A new Pew Research Center survey finds crosscurrents in the public’s opinions as they look at the possible uses of AI in workplaces. Americans are wary and sometimes worried. For instance, they oppose AI use in making final hiring decisions by a 71%-7% margin, and a majority also opposes AI analysis being used in making firing decisions. Pluralities oppose AI use in reviewing job applications and in determining whether a worker should be promoted. Beyond that, majorities do not support the idea of AI systems being used to track workers’ movements while they are at work or keeping track of when office workers are at their desks.
Yet there are instances where people think AI in workplaces would do better than humans. For example, 47% think AI would do better than humans at evaluating all job applicants in the same way, while a much smaller share – 15% – believe AI would be worse than humans in doing that. And among those who believe that bias along racial and ethnic lines is a problem in performance evaluations generally, more believe that greater use of AI by employers would make things better rather than worse in the hiring and worker-evaluation process.

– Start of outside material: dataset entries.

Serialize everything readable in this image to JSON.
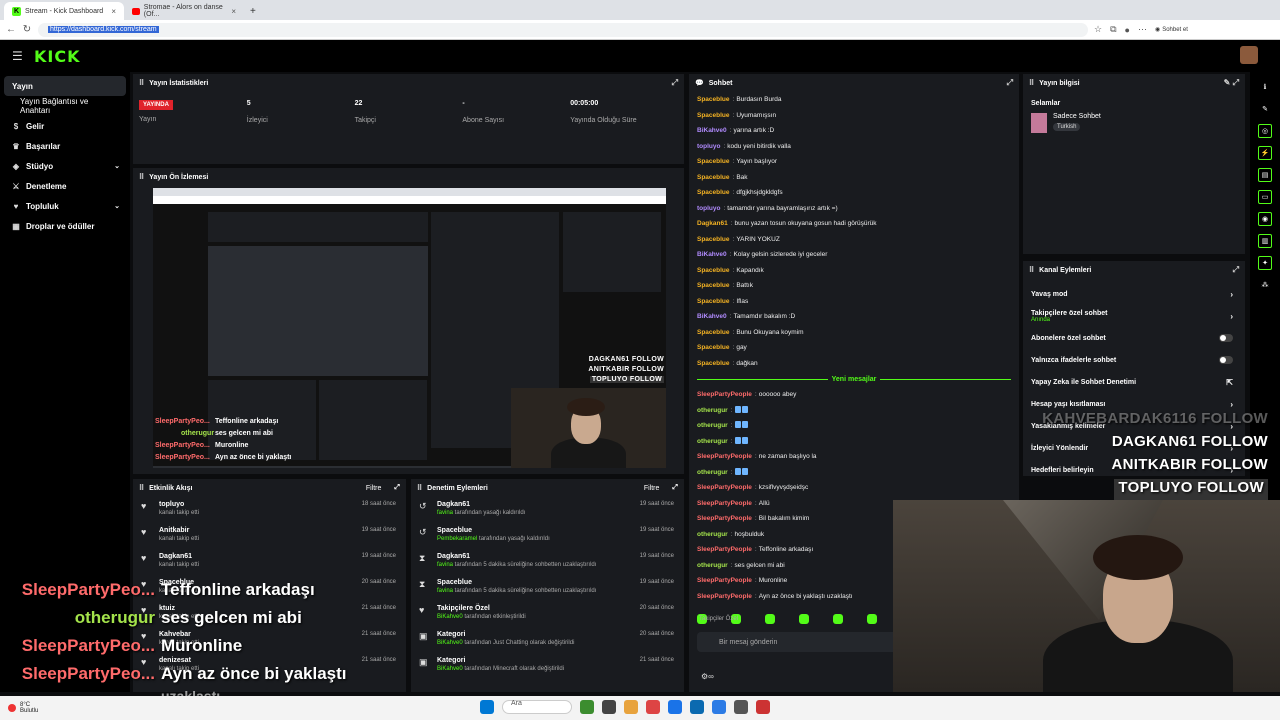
{
  "browser": {
    "tabs": [
      {
        "label": "Stream - Kick Dashboard",
        "active": true
      },
      {
        "label": "Stromae - Alors on danse (Of...",
        "active": false
      }
    ],
    "url": "https://dashboard.kick.com/stream",
    "sohbet_label": "Sohbet et"
  },
  "app": {
    "logo": "KICK"
  },
  "sidebar": {
    "items": [
      {
        "label": "Yayın",
        "icon": "broadcast-icon"
      },
      {
        "label": "Yayın Bağlantısı ve Anahtarı",
        "icon": ""
      },
      {
        "label": "Gelir",
        "icon": "money-icon"
      },
      {
        "label": "Başarılar",
        "icon": "trophy-icon"
      },
      {
        "label": "Stüdyo",
        "icon": "studio-icon"
      },
      {
        "label": "Denetleme",
        "icon": "sword-icon"
      },
      {
        "label": "Topluluk",
        "icon": "community-icon"
      },
      {
        "label": "Droplar ve ödüller",
        "icon": "gift-icon"
      }
    ]
  },
  "stats": {
    "title": "Yayın İstatistikleri",
    "live_badge": "YAYINDA",
    "live_label": "Yayın",
    "items": [
      {
        "value": "5",
        "label": "İzleyici"
      },
      {
        "value": "22",
        "label": "Takipçi"
      },
      {
        "value": "-",
        "label": "Abone Sayısı"
      },
      {
        "value": "00:05:00",
        "label": "Yayında Olduğu Süre"
      }
    ]
  },
  "preview": {
    "title": "Yayın Ön İzlemesi",
    "chat_lines": [
      {
        "user": "SleepPartyPeo...",
        "msg": "Teffonline arkadaşı"
      },
      {
        "user": "otherugur",
        "msg": "ses gelcen mi abi"
      },
      {
        "user": "SleepPartyPeo...",
        "msg": "Muronline"
      },
      {
        "user": "SleepPartyPeo...",
        "msg": "Ayn az önce bi yaklaştı"
      }
    ],
    "follows": [
      "DAGKAN61 FOLLOW",
      "ANITKABIR FOLLOW",
      "TOPLUYO FOLLOW"
    ]
  },
  "activity": {
    "title": "Etkinlik Akışı",
    "filter": "Filtre",
    "items": [
      {
        "name": "topluyo",
        "sub": "kanalı takip etti",
        "time": "18 saat önce"
      },
      {
        "name": "Anitkabir",
        "sub": "kanalı takip etti",
        "time": "19 saat önce"
      },
      {
        "name": "Dagkan61",
        "sub": "kanalı takip etti",
        "time": "19 saat önce"
      },
      {
        "name": "Spacebluе",
        "sub": "kanalı takip etti",
        "time": "20 saat önce"
      },
      {
        "name": "ktuiz",
        "sub": "kanalı takip etti",
        "time": "21 saat önce"
      },
      {
        "name": "Kahvebar",
        "sub": "kanalı takip etti",
        "time": "21 saat önce"
      },
      {
        "name": "denizesat",
        "sub": "kanalı takip etti",
        "time": "21 saat önce"
      }
    ]
  },
  "moderation": {
    "title": "Denetim Eylemleri",
    "filter": "Filtre",
    "items": [
      {
        "name": "Dagkan61",
        "actor": "favina",
        "sub": " tarafından yasağı kaldırıldı",
        "time": "19 saat önce",
        "icon": "undo-icon"
      },
      {
        "name": "Spacebluе",
        "actor": "Pembekaramel",
        "sub": " tarafından yasağı kaldırıldı",
        "time": "19 saat önce",
        "icon": "undo-icon"
      },
      {
        "name": "Dagkan61",
        "actor": "favina",
        "sub": " tarafından 5 dakika süreliğine sohbetten uzaklaştırıldı",
        "time": "19 saat önce",
        "icon": "hourglass-icon"
      },
      {
        "name": "Spacebluе",
        "actor": "favina",
        "sub": " tarafından 5 dakika süreliğine sohbetten uzaklaştırıldı",
        "time": "19 saat önce",
        "icon": "hourglass-icon"
      },
      {
        "name": "Takipçilere Özel",
        "actor": "BiKahve0",
        "sub": " tarafından etkinleştirildi",
        "time": "20 saat önce",
        "icon": "heart-icon"
      },
      {
        "name": "Kategori",
        "actor": "BiKahve0",
        "sub": " tarafından Just Chatting olarak değiştirildi",
        "time": "20 saat önce",
        "icon": "category-icon"
      },
      {
        "name": "Kategori",
        "actor": "BiKahve0",
        "sub": " tarafından Minecraft olarak değiştirildi",
        "time": "21 saat önce",
        "icon": "category-icon"
      }
    ]
  },
  "chat": {
    "title": "Sohbet",
    "messages": [
      {
        "user": "Spacebluе",
        "text": "Burdasın Burda",
        "color": "#f5b323"
      },
      {
        "user": "Spacebluе",
        "text": "Uyumamışsın",
        "color": "#f5b323"
      },
      {
        "user": "BiKahve0",
        "text": "yarına artık :D",
        "color": "#b18bff"
      },
      {
        "user": "topluyo",
        "text": "kodu yeni bitirdik valla",
        "color": "#b18bff"
      },
      {
        "user": "Spacebluе",
        "text": "Yayın başlıyor",
        "color": "#f5b323"
      },
      {
        "user": "Spacebluе",
        "text": "Bak",
        "color": "#f5b323"
      },
      {
        "user": "Spacebluе",
        "text": "dfgjkhsjdgkldgfs",
        "color": "#f5b323"
      },
      {
        "user": "topluyo",
        "text": "tamamdır yarına bayramlaşırız artık =)",
        "color": "#b18bff"
      },
      {
        "user": "Dagkan61",
        "text": "bunu yazan tosun okuyana gosun hadi görüşürük",
        "color": "#f5b323"
      },
      {
        "user": "Spacebluе",
        "text": "YARIN YOKUZ",
        "color": "#f5b323"
      },
      {
        "user": "BiKahve0",
        "text": "Kolay gelsin sizlerede iyi geceler",
        "color": "#b18bff"
      },
      {
        "user": "Spacebluе",
        "text": "Kapandık",
        "color": "#f5b323"
      },
      {
        "user": "Spacebluе",
        "text": "Battık",
        "color": "#f5b323"
      },
      {
        "user": "Spacebluе",
        "text": "Iflas",
        "color": "#f5b323"
      },
      {
        "user": "BiKahve0",
        "text": "Tamamdır bakalım :D",
        "color": "#b18bff"
      },
      {
        "user": "Spacebluе",
        "text": "Bunu Okuyana koymim",
        "color": "#f5b323"
      },
      {
        "user": "Spacebluе",
        "text": "gay",
        "color": "#f5b323"
      },
      {
        "user": "Spacebluе",
        "text": "dağkan",
        "color": "#f5b323"
      }
    ],
    "new_label": "Yeni mesajlar",
    "new_messages": [
      {
        "user": "SleepPartyPeople",
        "text": "oooooo abey",
        "color": "#ff6b6b"
      },
      {
        "user": "otherugur",
        "text": "",
        "color": "#a4e34b"
      },
      {
        "user": "otherugur",
        "text": "",
        "color": "#a4e34b"
      },
      {
        "user": "otherugur",
        "text": "",
        "color": "#a4e34b"
      },
      {
        "user": "SleepPartyPeople",
        "text": "ne zaman başlıyo la",
        "color": "#ff6b6b"
      },
      {
        "user": "otherugur",
        "text": "",
        "color": "#a4e34b"
      },
      {
        "user": "SleepPartyPeople",
        "text": "kzsiflvyvşdşeidşc",
        "color": "#ff6b6b"
      },
      {
        "user": "SleepPartyPeople",
        "text": "Allü",
        "color": "#ff6b6b"
      },
      {
        "user": "SleepPartyPeople",
        "text": "Bil bakalım kimim",
        "color": "#ff6b6b"
      },
      {
        "user": "otherugur",
        "text": "hoşbulduk",
        "color": "#a4e34b"
      },
      {
        "user": "SleepPartyPeople",
        "text": "Teffonline arkadaşı",
        "color": "#ff6b6b"
      },
      {
        "user": "otherugur",
        "text": "ses gelcen mi abi",
        "color": "#a4e34b"
      },
      {
        "user": "SleepPartyPeople",
        "text": "Muronline",
        "color": "#ff6b6b"
      },
      {
        "user": "SleepPartyPeople",
        "text": "Ayn az önce bi yaklaştı uzaklaştı",
        "color": "#ff6b6b"
      }
    ],
    "followers_only": "Takipçiler Özel",
    "input_placeholder": "Bir mesaj gönderin"
  },
  "stream_info": {
    "title": "Yayın bilgisi",
    "stream_title": "Selamlar",
    "category": "Sadece Sohbet",
    "language": "Turkish"
  },
  "channel_actions": {
    "title": "Kanal Eylemleri",
    "items": [
      {
        "label": "Yavaş mod",
        "type": "chevron",
        "sub": ""
      },
      {
        "label": "Takipçilere özel sohbet",
        "type": "chevron",
        "sub": "Anında"
      },
      {
        "label": "Abonelere özel sohbet",
        "type": "toggle",
        "sub": ""
      },
      {
        "label": "Yalnızca ifadelerle sohbet",
        "type": "toggle",
        "sub": ""
      },
      {
        "label": "Yapay Zeka ile Sohbet Denetimi",
        "type": "external",
        "sub": ""
      },
      {
        "label": "Hesap yaşı kısıtlaması",
        "type": "chevron",
        "sub": ""
      },
      {
        "label": "Yasaklanmış kelimeler",
        "type": "chevron",
        "sub": ""
      },
      {
        "label": "İzleyici Yönlendir",
        "type": "chevron",
        "sub": ""
      },
      {
        "label": "Hedefleri belirleyin",
        "type": "chevron",
        "sub": ""
      }
    ]
  },
  "overlay": {
    "chat": [
      {
        "user": "SleepPartyPeo...",
        "msg": "Teffonline arkadaşı",
        "color": "#ff6b6b"
      },
      {
        "user": "otherugur",
        "msg": "ses gelcen mi abi",
        "color": "#a4e34b"
      },
      {
        "user": "SleepPartyPeo...",
        "msg": "Muronline",
        "color": "#ff6b6b"
      },
      {
        "user": "SleepPartyPeo...",
        "msg": "Ayn az önce bi yaklaştı",
        "color": "#ff6b6b"
      }
    ],
    "trailing": "uzaklaştı",
    "follows": [
      "KAHVEBARDAK6116 FOLLOW",
      "DAGKAN61 FOLLOW",
      "ANITKABIR FOLLOW",
      "TOPLUYO FOLLOW"
    ]
  },
  "taskbar": {
    "weather": "8°C",
    "weather_sub": "Bulutlu",
    "search": "Ara"
  },
  "colors": {
    "brand": "#53fc18",
    "live": "#e0232b"
  }
}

Overall, larger shares of Americans than not believe AI use in workplaces will significantly affect workers in general, but far fewer believe the use of AI in those places will have a major impact on them personally. Some 62% think the use of AI in the workplace will have a major impact on workers generally over the next 20 years. On the other hand, just 28% believe the use of AI will have a major impact on them personally, while roughly half believe there will be no impact on them or that the impact will be minor.